The Rev. Harry Pritchett, Junior, is rector of All Saints Episcopal Church in Atlanta. His church includes specific ministries for the poor, for street people, for college students. It is Dr. Pritchett who called my attention to a boy named Philip.
He was nine – in a Sunday School class of eight-year-olds. Eight-year-olds can be cruel.
The third-graders did not welcome Philip to their group. Not just because he was older. He was “different.” He suffered from Down’s syndrome and its obvious manifestations: facial characteristics, slow responses, symptoms of retardation.
One Sunday after Easter the Sunday school teacher gathered some of those plastic eggs – the kind in which some ladies pantyhose are packaged. Plastic eggs which pull apart in the middle.
The Sunday school teacher gave one of these plastic eggs to each child.
On that beautiful spring day each child was to go outdoors and discover for himself some symbol of “new life” and place that symbolic seed or leaf or whatever inside his egg. They would then open their eggs one by one, and each youngster would explain how his find was a symbol of “new life.”

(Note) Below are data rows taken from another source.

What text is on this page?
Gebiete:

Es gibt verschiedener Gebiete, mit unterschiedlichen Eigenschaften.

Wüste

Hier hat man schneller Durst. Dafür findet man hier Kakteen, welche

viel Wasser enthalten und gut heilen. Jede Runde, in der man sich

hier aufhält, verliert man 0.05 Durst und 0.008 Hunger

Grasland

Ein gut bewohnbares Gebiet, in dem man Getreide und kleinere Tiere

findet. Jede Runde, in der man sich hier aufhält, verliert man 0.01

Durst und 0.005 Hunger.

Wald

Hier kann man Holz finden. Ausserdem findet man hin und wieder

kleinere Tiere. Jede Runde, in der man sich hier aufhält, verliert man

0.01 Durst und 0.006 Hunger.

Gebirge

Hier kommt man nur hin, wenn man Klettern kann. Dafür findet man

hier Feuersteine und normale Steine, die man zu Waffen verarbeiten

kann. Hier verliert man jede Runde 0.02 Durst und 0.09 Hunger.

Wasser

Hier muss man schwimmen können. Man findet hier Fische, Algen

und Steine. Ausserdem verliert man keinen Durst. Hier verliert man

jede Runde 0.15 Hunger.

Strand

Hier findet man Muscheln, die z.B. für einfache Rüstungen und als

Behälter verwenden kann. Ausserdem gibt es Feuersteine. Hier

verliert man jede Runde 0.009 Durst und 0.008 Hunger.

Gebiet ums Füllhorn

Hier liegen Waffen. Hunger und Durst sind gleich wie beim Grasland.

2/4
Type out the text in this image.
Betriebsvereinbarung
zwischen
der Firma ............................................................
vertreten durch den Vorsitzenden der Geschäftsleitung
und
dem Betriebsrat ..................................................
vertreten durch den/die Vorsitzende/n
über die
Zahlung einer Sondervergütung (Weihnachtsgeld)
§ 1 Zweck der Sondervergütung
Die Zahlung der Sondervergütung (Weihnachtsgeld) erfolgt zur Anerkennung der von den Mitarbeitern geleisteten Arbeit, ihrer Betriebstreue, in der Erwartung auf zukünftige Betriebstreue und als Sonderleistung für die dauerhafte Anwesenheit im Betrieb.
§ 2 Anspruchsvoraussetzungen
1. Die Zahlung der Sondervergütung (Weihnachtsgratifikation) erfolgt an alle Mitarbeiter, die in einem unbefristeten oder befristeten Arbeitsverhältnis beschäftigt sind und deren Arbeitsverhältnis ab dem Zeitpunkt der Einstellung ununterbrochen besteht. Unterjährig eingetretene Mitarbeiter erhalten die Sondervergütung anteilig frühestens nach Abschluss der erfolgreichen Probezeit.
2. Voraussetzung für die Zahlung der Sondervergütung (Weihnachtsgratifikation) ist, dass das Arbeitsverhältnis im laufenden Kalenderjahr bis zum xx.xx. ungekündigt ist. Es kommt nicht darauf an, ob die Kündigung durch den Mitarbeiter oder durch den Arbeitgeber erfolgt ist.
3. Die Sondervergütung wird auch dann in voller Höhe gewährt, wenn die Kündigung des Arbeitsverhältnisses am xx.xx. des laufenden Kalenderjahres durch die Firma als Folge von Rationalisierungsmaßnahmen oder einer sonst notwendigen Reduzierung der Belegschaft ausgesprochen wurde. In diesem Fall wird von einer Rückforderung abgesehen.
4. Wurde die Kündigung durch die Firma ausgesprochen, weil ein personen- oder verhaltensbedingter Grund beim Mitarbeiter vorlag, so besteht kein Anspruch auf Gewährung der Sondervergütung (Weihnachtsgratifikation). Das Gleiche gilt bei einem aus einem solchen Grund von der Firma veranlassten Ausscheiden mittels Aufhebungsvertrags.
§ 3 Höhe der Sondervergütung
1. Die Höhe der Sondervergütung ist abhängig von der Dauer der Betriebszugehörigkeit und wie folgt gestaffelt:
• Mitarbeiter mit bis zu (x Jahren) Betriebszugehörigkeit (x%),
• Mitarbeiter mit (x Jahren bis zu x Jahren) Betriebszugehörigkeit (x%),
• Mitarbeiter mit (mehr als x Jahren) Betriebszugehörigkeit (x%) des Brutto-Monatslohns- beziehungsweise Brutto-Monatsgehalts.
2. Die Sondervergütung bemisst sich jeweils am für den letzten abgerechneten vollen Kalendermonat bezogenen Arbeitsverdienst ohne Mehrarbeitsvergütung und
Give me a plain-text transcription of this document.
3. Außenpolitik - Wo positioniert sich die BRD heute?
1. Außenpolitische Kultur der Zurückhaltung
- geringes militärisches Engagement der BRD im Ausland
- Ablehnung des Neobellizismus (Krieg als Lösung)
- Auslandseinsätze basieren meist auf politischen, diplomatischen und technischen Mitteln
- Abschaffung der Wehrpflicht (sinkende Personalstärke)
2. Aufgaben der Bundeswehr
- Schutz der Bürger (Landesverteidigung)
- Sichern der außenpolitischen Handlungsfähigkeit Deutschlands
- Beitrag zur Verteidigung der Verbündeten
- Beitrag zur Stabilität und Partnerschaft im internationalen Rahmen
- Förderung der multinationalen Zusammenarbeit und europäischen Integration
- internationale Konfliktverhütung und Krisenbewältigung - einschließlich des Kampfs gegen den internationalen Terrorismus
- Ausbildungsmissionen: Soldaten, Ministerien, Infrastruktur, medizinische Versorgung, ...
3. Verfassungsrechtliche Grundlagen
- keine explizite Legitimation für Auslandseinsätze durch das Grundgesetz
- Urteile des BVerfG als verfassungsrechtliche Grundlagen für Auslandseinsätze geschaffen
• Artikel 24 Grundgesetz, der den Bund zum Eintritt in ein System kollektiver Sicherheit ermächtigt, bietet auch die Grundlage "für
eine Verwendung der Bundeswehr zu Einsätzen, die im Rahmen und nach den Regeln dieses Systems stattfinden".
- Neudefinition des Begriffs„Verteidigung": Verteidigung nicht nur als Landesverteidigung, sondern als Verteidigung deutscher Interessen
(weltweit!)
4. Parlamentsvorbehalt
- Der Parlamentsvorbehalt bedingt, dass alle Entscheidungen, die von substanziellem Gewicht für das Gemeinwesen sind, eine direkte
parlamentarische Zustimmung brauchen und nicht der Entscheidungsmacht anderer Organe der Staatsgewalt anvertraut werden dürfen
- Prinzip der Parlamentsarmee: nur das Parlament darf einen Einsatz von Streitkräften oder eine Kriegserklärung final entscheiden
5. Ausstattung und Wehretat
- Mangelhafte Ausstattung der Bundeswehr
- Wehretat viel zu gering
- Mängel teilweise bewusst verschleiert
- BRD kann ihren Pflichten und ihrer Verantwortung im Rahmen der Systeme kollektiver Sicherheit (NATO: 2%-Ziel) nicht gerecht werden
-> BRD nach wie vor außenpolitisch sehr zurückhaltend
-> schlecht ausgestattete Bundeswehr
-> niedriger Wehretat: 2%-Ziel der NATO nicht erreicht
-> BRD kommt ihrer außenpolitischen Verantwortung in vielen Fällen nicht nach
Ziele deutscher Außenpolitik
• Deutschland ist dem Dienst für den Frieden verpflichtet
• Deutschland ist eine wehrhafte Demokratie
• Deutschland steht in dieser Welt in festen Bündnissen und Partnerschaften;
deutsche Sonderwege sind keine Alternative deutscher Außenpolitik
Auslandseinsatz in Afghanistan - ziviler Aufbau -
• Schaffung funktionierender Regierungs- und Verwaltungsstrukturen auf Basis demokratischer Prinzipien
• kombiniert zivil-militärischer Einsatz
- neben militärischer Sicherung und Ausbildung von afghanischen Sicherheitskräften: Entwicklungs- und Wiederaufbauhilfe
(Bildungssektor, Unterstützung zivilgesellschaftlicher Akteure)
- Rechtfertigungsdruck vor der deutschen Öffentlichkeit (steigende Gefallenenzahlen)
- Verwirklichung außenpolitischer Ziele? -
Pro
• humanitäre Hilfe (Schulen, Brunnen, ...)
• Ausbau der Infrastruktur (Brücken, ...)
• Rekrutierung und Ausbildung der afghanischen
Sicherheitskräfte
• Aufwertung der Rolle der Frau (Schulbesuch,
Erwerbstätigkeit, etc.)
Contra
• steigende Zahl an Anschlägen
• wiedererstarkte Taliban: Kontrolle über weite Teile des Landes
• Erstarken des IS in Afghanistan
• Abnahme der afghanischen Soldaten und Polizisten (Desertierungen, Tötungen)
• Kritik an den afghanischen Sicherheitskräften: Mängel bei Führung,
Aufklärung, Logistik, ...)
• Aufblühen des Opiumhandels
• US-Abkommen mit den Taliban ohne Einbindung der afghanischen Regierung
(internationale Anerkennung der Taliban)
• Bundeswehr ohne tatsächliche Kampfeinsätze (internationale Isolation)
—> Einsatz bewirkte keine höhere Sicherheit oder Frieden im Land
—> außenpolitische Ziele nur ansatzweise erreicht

The youngsters gathered around on the appointed day and put their eggs on a table, and the teacher began to open them.
One child found a flower. All the children “oohed” and “aahed” at the lovely symbol of new life.
In another was a butterfly. “Beautiful,” the girls said. And it’s not easy for an eight-year-old to say “beautiful.”
Another egg was opened to reveal a rock. Some of the children laughed.
“That’s crazy!” one said. “How is a rock supposed to be like new life?”
Immediately the boy spoke up and said, “That’s mine. I knew everybody would get flowers and leaves and butterflies and all that stuff, so I got a rock to be different.”
The teacher opened the last one, and there was nothing inside.
“That’s not fair!” someone said. “That’s stupid!” said another.
Teacher felt a tug on his shirt. It was Philip. Looking up he said, “It’s mine. I did do it. It’s empty. I have new life because the tomb is empty.”
The class fell silent.
From that day on Philip became part of the group. They welcomed him. Whatever had made him different was never mentioned again.
Philip’s family had known he would not have a long life; just too many things wrong with the tiny body. That summer, overcome with infection, Philip died.
On the day of his funeral nine eight-year-old boys and girls confronted the reality of death and marched up to the altar – not with flowers.
Nine children with their Sunday school teacher placed on the casket of their friend their gift of love – an empty egg.